Erst wenn man die betreffenden klangverschlechternden Mechanismen genau kennt, kann man sich eine Meßmethode zum Nachweis ausdenken.

Bis dahin bleibt einem nichts anderes als "Kompensation" übrig.
Es gilt also die Fehler (bzw. klangliche Eigenarten) der Komponenten so zu kombinieren, daß ein halbwegs zufriedenstellendes homogenes Gesamtergebnis entsteht.
Das funktioniert wie gehabt nach dem "try-and-error"-Prinzip.

Gruss

Thomas



Hallo Thomas,

ein erstklassiger Beitrag, wie so oft von Dir!

Wenn wir hier im Forum eine Art Bibel hätten, würde ich diese Aussage als oberstes Gebot niederschreiben:

"Bauteile, Geräte und Kabel innerhalb einer Signalkette können das Signal beeinflussen und damit eine Klangverschlechterung verursachen"

Damit ist so vieles gesagt und auf den Punkt gebracht, was andere hier im Forum vermutlich genauso meinen und sich dabei bloß etwas umständlicher ausdrücken. Daraus entstehen dann ermüdende Diskussionen, die nicht selten in sprachlicher Rechthaberei enden...

Grüüüße

Frank
Mit Zitat antworten
  #34  
Alt 12.05.2016, 12:39
Thelemonk
 
Beiträge: n/a
Standard

Zitat:
Zitat von tmr Beitrag anzeigen
Natürlich ist ein meßtechnischer Nachweis schwierig, da haben sich schon einige Leute vergeblich den Kopf darüber zerbrochen und viel Zeit investiert.
Erst wenn man die betreffenden klangverschlechternden Mechanismen genau kennt, kann man sich eine Meßmethode zum Nachweis ausdenken.
Daraus folgt für mich, dass es eine, nach aktuellem Wissenstand,nicht messbare, aber sehrwohl hörbare Beeinflussung des elektrischen Signals gibt.
Sehr erstaunlich, insbesondere da es hier um einen trivialen Frequenzbereich geht.

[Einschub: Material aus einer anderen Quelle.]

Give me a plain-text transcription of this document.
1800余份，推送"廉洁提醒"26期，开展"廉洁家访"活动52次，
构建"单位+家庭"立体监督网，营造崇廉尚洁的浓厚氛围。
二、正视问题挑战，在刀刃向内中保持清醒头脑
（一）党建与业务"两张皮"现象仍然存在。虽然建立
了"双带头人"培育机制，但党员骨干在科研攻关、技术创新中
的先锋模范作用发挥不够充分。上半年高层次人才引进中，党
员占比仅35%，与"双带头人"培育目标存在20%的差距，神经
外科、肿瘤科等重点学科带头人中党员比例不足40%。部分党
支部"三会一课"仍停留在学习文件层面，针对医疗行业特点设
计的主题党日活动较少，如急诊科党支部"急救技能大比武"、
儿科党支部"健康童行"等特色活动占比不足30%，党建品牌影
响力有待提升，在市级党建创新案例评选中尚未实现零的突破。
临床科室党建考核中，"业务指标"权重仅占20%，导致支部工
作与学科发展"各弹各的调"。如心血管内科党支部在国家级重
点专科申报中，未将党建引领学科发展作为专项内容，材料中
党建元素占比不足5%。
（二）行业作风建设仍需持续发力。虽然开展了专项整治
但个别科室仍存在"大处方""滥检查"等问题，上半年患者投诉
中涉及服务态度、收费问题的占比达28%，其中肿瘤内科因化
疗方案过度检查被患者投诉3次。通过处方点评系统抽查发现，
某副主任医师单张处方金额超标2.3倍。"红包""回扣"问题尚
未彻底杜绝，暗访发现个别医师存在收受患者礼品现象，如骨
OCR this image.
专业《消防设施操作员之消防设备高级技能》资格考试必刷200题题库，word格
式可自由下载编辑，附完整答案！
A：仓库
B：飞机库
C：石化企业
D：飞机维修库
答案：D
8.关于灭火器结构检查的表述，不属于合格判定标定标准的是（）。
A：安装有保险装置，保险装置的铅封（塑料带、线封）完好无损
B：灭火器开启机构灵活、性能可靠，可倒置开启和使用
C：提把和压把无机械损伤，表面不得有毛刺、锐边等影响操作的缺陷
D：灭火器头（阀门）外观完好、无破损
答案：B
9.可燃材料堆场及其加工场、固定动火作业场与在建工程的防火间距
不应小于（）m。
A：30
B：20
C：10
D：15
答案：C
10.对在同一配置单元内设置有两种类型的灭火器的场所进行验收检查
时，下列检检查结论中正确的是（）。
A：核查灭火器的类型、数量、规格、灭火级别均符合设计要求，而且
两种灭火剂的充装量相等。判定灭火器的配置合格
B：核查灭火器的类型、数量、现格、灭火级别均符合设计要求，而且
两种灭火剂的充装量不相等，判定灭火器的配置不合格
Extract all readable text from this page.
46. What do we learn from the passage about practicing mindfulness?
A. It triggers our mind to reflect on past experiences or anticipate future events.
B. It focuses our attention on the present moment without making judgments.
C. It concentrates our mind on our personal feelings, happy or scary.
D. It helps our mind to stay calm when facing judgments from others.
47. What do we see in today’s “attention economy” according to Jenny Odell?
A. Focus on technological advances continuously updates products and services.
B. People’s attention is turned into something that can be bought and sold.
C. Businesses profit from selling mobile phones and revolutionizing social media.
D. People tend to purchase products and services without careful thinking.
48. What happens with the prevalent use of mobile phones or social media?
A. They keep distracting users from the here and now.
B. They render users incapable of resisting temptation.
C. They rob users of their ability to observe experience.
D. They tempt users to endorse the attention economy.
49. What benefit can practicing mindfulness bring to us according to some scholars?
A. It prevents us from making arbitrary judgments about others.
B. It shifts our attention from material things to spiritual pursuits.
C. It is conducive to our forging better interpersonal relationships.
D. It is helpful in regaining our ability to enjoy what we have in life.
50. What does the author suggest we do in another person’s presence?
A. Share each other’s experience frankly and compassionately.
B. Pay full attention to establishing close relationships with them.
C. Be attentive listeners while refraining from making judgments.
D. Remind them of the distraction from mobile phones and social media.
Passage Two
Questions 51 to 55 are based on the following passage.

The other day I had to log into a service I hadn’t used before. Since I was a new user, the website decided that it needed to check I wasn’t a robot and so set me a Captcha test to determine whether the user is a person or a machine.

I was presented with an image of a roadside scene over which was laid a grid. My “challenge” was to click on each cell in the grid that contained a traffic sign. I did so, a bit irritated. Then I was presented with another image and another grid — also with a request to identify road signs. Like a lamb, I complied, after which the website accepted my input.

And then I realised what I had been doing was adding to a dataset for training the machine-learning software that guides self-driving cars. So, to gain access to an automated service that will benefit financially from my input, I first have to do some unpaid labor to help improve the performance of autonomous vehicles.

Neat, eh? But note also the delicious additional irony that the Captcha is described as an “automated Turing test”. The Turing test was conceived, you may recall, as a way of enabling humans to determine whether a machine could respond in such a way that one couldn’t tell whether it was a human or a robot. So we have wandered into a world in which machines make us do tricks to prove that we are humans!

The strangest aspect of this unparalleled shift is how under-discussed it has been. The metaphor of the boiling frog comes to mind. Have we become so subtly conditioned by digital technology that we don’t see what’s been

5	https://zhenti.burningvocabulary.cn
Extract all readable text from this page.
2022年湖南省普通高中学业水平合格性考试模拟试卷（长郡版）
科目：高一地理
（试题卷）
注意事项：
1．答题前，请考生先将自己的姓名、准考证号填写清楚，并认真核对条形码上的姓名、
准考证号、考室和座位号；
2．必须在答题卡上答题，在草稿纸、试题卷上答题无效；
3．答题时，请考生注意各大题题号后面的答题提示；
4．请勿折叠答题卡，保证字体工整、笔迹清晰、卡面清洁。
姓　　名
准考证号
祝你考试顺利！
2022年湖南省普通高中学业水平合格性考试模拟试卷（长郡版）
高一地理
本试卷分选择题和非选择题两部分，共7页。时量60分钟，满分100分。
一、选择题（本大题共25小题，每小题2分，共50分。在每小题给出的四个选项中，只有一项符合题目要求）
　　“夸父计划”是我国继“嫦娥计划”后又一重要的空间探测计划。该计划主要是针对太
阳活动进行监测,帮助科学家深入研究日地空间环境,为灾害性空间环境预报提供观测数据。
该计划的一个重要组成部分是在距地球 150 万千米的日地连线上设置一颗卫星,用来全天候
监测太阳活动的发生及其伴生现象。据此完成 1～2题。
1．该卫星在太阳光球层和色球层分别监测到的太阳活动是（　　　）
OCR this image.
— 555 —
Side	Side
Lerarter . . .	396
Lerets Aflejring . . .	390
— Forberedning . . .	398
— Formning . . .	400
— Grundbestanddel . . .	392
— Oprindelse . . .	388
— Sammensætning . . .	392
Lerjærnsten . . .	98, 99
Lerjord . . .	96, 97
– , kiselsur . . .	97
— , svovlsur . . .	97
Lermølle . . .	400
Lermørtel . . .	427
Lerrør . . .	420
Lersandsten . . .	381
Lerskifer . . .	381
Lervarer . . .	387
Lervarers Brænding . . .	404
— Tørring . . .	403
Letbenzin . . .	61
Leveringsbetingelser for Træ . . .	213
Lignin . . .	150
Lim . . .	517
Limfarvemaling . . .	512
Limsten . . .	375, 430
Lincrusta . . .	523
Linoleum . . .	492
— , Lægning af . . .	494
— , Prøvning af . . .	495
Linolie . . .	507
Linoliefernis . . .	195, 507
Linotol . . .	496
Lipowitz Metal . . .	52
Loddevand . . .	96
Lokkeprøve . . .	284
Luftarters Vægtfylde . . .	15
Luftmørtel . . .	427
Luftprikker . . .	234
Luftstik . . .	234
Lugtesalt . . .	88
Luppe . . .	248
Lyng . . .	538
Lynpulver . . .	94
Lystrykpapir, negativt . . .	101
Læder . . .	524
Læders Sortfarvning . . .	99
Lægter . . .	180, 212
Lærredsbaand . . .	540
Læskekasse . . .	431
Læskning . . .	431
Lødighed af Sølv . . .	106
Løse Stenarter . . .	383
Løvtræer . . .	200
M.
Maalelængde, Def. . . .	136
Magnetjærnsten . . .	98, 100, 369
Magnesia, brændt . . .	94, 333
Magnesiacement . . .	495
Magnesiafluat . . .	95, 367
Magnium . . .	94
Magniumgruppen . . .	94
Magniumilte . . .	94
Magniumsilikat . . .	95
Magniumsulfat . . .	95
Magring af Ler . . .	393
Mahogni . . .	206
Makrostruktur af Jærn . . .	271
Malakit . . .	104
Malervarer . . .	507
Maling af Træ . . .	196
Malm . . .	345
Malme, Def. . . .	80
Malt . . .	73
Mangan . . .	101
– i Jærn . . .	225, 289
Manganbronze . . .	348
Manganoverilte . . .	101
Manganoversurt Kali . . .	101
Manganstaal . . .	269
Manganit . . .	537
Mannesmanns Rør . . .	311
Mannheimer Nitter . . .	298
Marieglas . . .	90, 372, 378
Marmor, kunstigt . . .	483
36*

Aus diesem Grund steht für mich persönlich die Beschäftigung mit diesem Themenkreis, jenseits des RCLD Kontexts, auf meiner Prioritätenliste so ziemlich auf dem letzten Platz.
Damit kann man sich, wenn man Interesse hat, dann beschäftigen wenn alles Andere passt. (meine Meinung)
Ich befürchte nur soweit werde ich während meiner Restlebenszeit
nicht mehr kommen.


Viele Grüße
Thelemonk
Mit Zitat antworten
  #35  
Alt 12.05.2016, 13:18
Janus525 Janus525 ist offline
 
Registriert seit: 14.08.2015
Beiträge: 1.303
Standard

@ tmr: Ja Thomas, aber ich finde wir sind da gar nicht weit auseinander. Es gelingt mir scheinbar nur nicht klar zu machen was genau ich damit meine. Dazu vielleicht der Versuch einer Erklärung mit Hilfe eines Bildes:

Stellen wir uns vor, wir möchten durch zehn mit etwas Abstand hintereinander aufgestelle Glasscheiben hindurch schauen und auf einer Tafel winzig kleine farbige Zeichen und Symbole identifizieren. Damit uns das überhaupt gelingen kann sind gleich mehrere Voraussetzungen zwingend erforderlich.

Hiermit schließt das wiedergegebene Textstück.